On Thursday, July 18, 2024 at 8:24:52 AM UTC-4 [email protected] wrote:

To be brief and frank -- @buttons are an objectively bad solution to this 
for a casual user.  An @button to set their favorite layout is:

1) inflexible -- a button will set a *specific* layout, and nothing else
2) bespoke -- require *development time* of the user, or to go begging on 
the mailing list for someone else to do the work, which is objectively a 
bad UX
3) clutter -- would add both cognitive *and* visual clutter to an outline


@buttons are certainly not a general solution. They can be useful but are 
limited.  The same is true for new menu items.
 

I feel that 'layout plugins' would assist with this, but they'd still be 
supremely inflexible.  For the non-programming user, we went from 'you can 
have any layout you want' to 'here are your choices, get over it'. 

To point #1, with the old easter-egg approach, I frequently manipulated 
layouts dynamically within the same workbook, to achieve what I needed *at 
the time, on the fly*. Some layouts I only ended up using for a few 
minutes, *as suited my workflow*. There was also the layout saving+loading 
mechanism that helped switch when desired to a series of 'stable' layouts, 
across all outlines.


I found it very hard to understand what results I was going to get with 
that old interface.  Yes, I would save and restore named  layouts once I 
got something I liked, and sometimes they got lost.

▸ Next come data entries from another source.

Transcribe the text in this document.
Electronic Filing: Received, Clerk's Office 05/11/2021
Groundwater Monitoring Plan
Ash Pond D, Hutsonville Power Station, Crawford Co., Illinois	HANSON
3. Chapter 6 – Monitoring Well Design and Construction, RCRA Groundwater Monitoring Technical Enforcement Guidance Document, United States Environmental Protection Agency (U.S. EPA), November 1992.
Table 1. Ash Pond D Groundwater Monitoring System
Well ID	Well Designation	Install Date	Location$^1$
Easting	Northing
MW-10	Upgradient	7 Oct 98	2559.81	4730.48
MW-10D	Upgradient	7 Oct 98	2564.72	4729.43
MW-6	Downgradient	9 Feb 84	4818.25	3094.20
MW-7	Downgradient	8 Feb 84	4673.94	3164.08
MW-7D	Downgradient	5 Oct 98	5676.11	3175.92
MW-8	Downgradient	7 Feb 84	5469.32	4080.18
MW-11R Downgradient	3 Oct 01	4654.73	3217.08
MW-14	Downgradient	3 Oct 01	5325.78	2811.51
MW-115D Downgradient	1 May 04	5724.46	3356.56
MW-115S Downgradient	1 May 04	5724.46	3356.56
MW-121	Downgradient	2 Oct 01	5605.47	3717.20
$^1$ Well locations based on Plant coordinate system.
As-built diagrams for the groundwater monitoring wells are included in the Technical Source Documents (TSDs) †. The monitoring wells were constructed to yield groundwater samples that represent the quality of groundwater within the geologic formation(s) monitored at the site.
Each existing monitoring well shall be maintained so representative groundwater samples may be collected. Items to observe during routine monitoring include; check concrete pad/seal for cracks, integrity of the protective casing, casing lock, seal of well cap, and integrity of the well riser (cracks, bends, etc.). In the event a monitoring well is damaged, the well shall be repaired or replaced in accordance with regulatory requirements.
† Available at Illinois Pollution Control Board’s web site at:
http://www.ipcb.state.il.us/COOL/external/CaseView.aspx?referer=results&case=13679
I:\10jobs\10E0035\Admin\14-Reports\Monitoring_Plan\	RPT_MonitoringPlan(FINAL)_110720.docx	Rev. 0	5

I only ever had a few 
named layouts because managing and even remembering what they were for they 
were wasn't easy.  So for me they were a mixed blessing.
 

To #2, requiring a user to a) know the API, and b) be willing to put in the 
effort to write a custom bespoke script just to *move a panel around*.  
This is a bit much.


I agree with this.  It's not the same as the question of whether to only 
offer pre-canned layouts or to find ways to let a user roll their own.
 

#3 is nothing new in Leo world, but is just one more point of friction for 
new users.

If the splitters had context menus to add new splits, and panes had 
click&drag handles to let you move them around, my whole issue would be 
resolved.  No new commands, no new plugins, no absurd development time 
requests of basic users. 


I don't know why, but drag-n-drop often seems to be a problem with Leo.  
Dragging a node in the tree to a new spot works but it's touchy and 
sometimes doesn't get the node where you want.  Sometimes multiple nodes 
get highlighted and I don't know why, but only one of them will get moved 
by the mouse. It's possible to highlight more than one node but a delete 
will only deleted one of them, and it's not always the one I expect.  
Dropping files (other than outlines) doesn't work reliably yet.  And so 
on.  I think that dragging operations in general (in Qt but in other 
frameworks too) can be hard to get working right. I personally don't have 
much experience in this area so don't have anything useful to offer.